I found Elna to be: overly obsessed with her body. And overly obsessed with finding a boyfriend. The first, I find worrisome, which probably says more about me and my reaction to our culture than it does about her. She loses 80 pounds, starting at 250, and is obsessed with controlling her weight. She doesn’t dwell on her obsession with her body, but it comes out; and when she does, she has justifications for it. From the “pretty points” to her eventual decision to get plastic surgery; I’m trying not to judge (it’s not my life, after all), yet finding myself concerned that a person would do that to their body. On the other hand, the second — the boyfriend (though not marriage) — made the feminist in me growl. I’m a hypocrite, though: when I was single, I rarely went without a boyfriend. And I did the “right” thing and got married at age 20 — almost 21! — to another member. Still. Her quest to find the “perfect”, “right”, “best” man drove me bonkers. I wanted to shake her and say that there is no perfect, right, best (I almost cheered when her mom told her that), and that perfect, right, best is what you make of it not what you find.
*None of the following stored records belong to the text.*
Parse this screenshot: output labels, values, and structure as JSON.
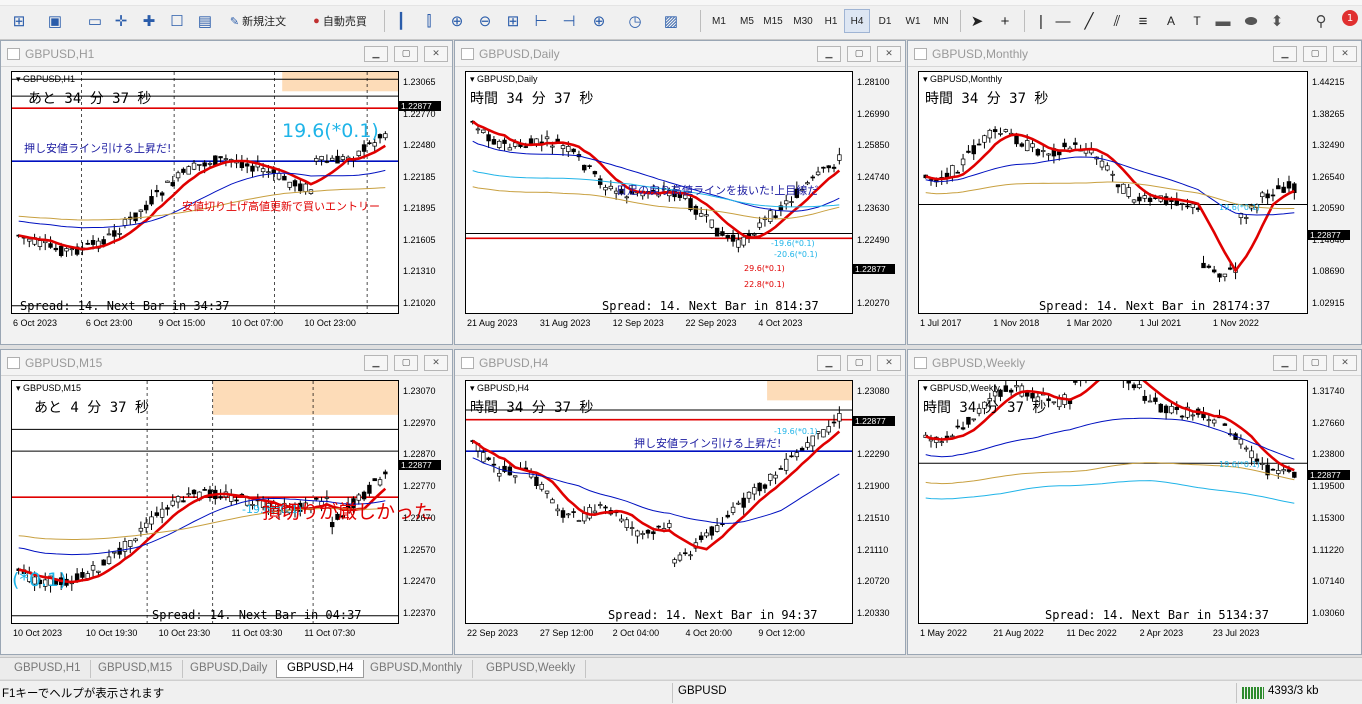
{
  "toolbar": {
    "new_order": "新規注文",
    "auto_trade": "自動売買",
    "timeframes": [
      "M1",
      "M5",
      "M15",
      "M30",
      "H1",
      "H4",
      "D1",
      "W1",
      "MN"
    ],
    "active_timeframe": "H4",
    "notification_count": "1"
  },
  "windows": [
    {
      "title": "GBPUSD,H1",
      "symbol": "GBPUSD,H1",
      "timer": "あと 34 分 37 秒",
      "spread": "Spread: 14. Next Bar in 34:37",
      "price_tag": "1.22877",
      "yticks": [
        "1.23065",
        "1.22770",
        "1.22480",
        "1.22185",
        "1.21895",
        "1.21605",
        "1.21310",
        "1.21020"
      ],
      "xticks": [
        "6 Oct 2023",
        "6 Oct 23:00",
        "9 Oct 15:00",
        "10 Oct 07:00",
        "10 Oct 23:00"
      ],
      "annotations": [
        {
          "text": "押し安値ライン引ける上昇だ!",
          "color": "#1a1aa0"
        },
        {
          "text": "19.6(*0.1)",
          "color": "#1fb4e8"
        },
        {
          "text": "安値切り上げ高値更新で買いエントリー",
          "color": "#e00000"
        }
      ]
    },
    {
      "title": "GBPUSD,Daily",
      "symbol": "GBPUSD,Daily",
      "timer": "時間 34 分 37 秒",
      "spread": "Spread: 14. Next Bar in 814:37",
      "price_tag": "1.22877",
      "yticks": [
        "1.28100",
        "1.26990",
        "1.25850",
        "1.24740",
        "1.23630",
        "1.22490",
        "1.21380",
        "1.20270"
      ],
      "xticks": [
        "21 Aug 2023",
        "31 Aug 2023",
        "12 Sep 2023",
        "22 Sep 2023",
        "4 Oct 2023"
      ],
      "annotations": [
        {
          "text": "日足の戻り高値ラインを抜いた!上目線だ",
          "color": "#1a1aa0"
        },
        {
          "text": "-19.6(*0.1)",
          "color": "#1fb4e8"
        },
        {
          "text": "-20.6(*0.1)",
          "color": "#1fb4e8"
        },
        {
          "text": "29.6(*0.1)",
          "color": "#e00000"
        },
        {
          "text": "22.8(*0.1)",
          "color": "#e00000"
        }
      ]
    },
    {
      "title": "GBPUSD,Monthly",
      "symbol": "GBPUSD,Monthly",
      "timer": "時間 34 分 37 秒",
      "spread": "Spread: 14. Next Bar in 28174:37",
      "price_tag": "1.22877",
      "yticks": [
        "1.44215",
        "1.38265",
        "1.32490",
        "1.26540",
        "1.20590",
        "1.14640",
        "1.08690",
        "1.02915"
      ],
      "xticks": [
        "1 Jul 2017",
        "1 Nov 2018",
        "1 Mar 2020",
        "1 Jul 2021",
        "1 Nov 2022"
      ],
      "annotations": [
        {
          "text": "19.6(*0.1)",
          "color": "#1fb4e8"
        }
      ]
    },
    {
      "title": "GBPUSD,M15",
      "symbol": "GBPUSD,M15",
      "timer": "あと 4 分 37 秒",
      "spread": "Spread: 14. Next Bar in 04:37",
      "price_tag": "1.22877",
      "yticks": [
        "1.23070",
        "1.22970",
        "1.22870",
        "1.22770",
        "1.22670",
        "1.22570",
        "1.22470",
        "1.22370"
      ],
      "xticks": [
        "10 Oct 2023",
        "10 Oct 19:30",
        "10 Oct 23:30",
        "11 Oct 03:30",
        "11 Oct 07:30"
      ],
      "annotations": [
        {
          "text": "-19.6(*0.1)",
          "color": "#1fb4e8"
        },
        {
          "text": "損切りが厳しかった",
          "color": "#e00000"
        },
        {
          "text": "(*0.1)",
          "color": "#1fb4e8"
        }
      ]
    },
    {
      "title": "GBPUSD,H4",
      "symbol": "GBPUSD,H4",
      "timer": "時間 34 分 37 秒",
      "spread": "Spread: 14. Next Bar in 94:37",
      "price_tag": "1.22877",
      "yticks": [
        "1.23080",
        "1.22690",
        "1.22290",
        "1.21900",
        "1.21510",
        "1.21110",
        "1.20720",
        "1.20330"
      ],
      "xticks": [
        "22 Sep 2023",
        "27 Sep 12:00",
        "2 Oct 04:00",
        "4 Oct 20:00",
        "9 Oct 12:00"
      ],
      "annotations": [
        {
          "text": "押し安値ライン引ける上昇だ!",
          "color": "#1a1aa0"
        },
        {
          "text": "-19.6(*0.1)",
          "color": "#1fb4e8"
        }
      ]
    },
    {
      "title": "GBPUSD,Weekly",
      "symbol": "GBPUSD,Weekly",
      "timer": "時間 34 分 37 秒",
      "spread": "Spread: 14. Next Bar in 5134:37",
      "price_tag": "1.22877",
      "yticks": [
        "1.31740",
        "1.27660",
        "1.23800",
        "1.19500",
        "1.15300",
        "1.11220",
        "1.07140",
        "1.03060"
      ],
      "xticks": [
        "1 May 2022",
        "21 Aug 2022",
        "11 Dec 2022",
        "2 Apr 2023",
        "23 Jul 2023"
      ],
      "annotations": [
        {
          "text": "19.6(*0.1)",
          "color": "#1fb4e8"
        }
      ]
    }
  ],
  "tabs": [
    "GBPUSD,H1",
    "GBPUSD,M15",
    "GBPUSD,Daily",
    "GBPUSD,H4",
    "GBPUSD,Monthly",
    "GBPUSD,Weekly"
  ],
  "active_tab": "GBPUSD,H4",
  "status": {
    "help": "F1キーでヘルプが表示されます",
    "symbol": "GBPUSD",
    "traffic": "4393/3 kb"
  }
}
In addition, I have no idea who would read this book. It’s not written for Mormons, specifically; she goes through pains to describe our beliefs, not in excruciating detail and not everything, but enough to get her points across. That, and I’m sure there are many members of our church who would judge her much more harshly for some of the decisions and choices she makes. And yet, I’m not sure what the appeal of the book would be to a person not of her faith. Yes, it’s a general coming-of-age discovery story, but it’s one seeped in Mormonism — faith, practices, customs. Yes, it’s kind of a wink-wink look: like she’s saying “look at us Mormons! Aren’t we so silly?”, but at its heart it’s a thoroughly Mormon book. Perhaps others are interested in it — for curiosity’s sake — but I wonder if they’ll connect with the book or if they’ll just find it an oddity.

But… there was something in her story, in her journey that I found fascinating. Not just because I’m Mormon, though that’s part of it, partially because I can empathize with her inner spiritual life, her doubts and questions. And, yes, partly because Elna’s is an interesting, if pretentious and self-absorbed, journey. She’s lived a fascinating, unusual (privileged, yes) life, and she can be a funny and observant writer. Even if, in the end, the book was only just okay.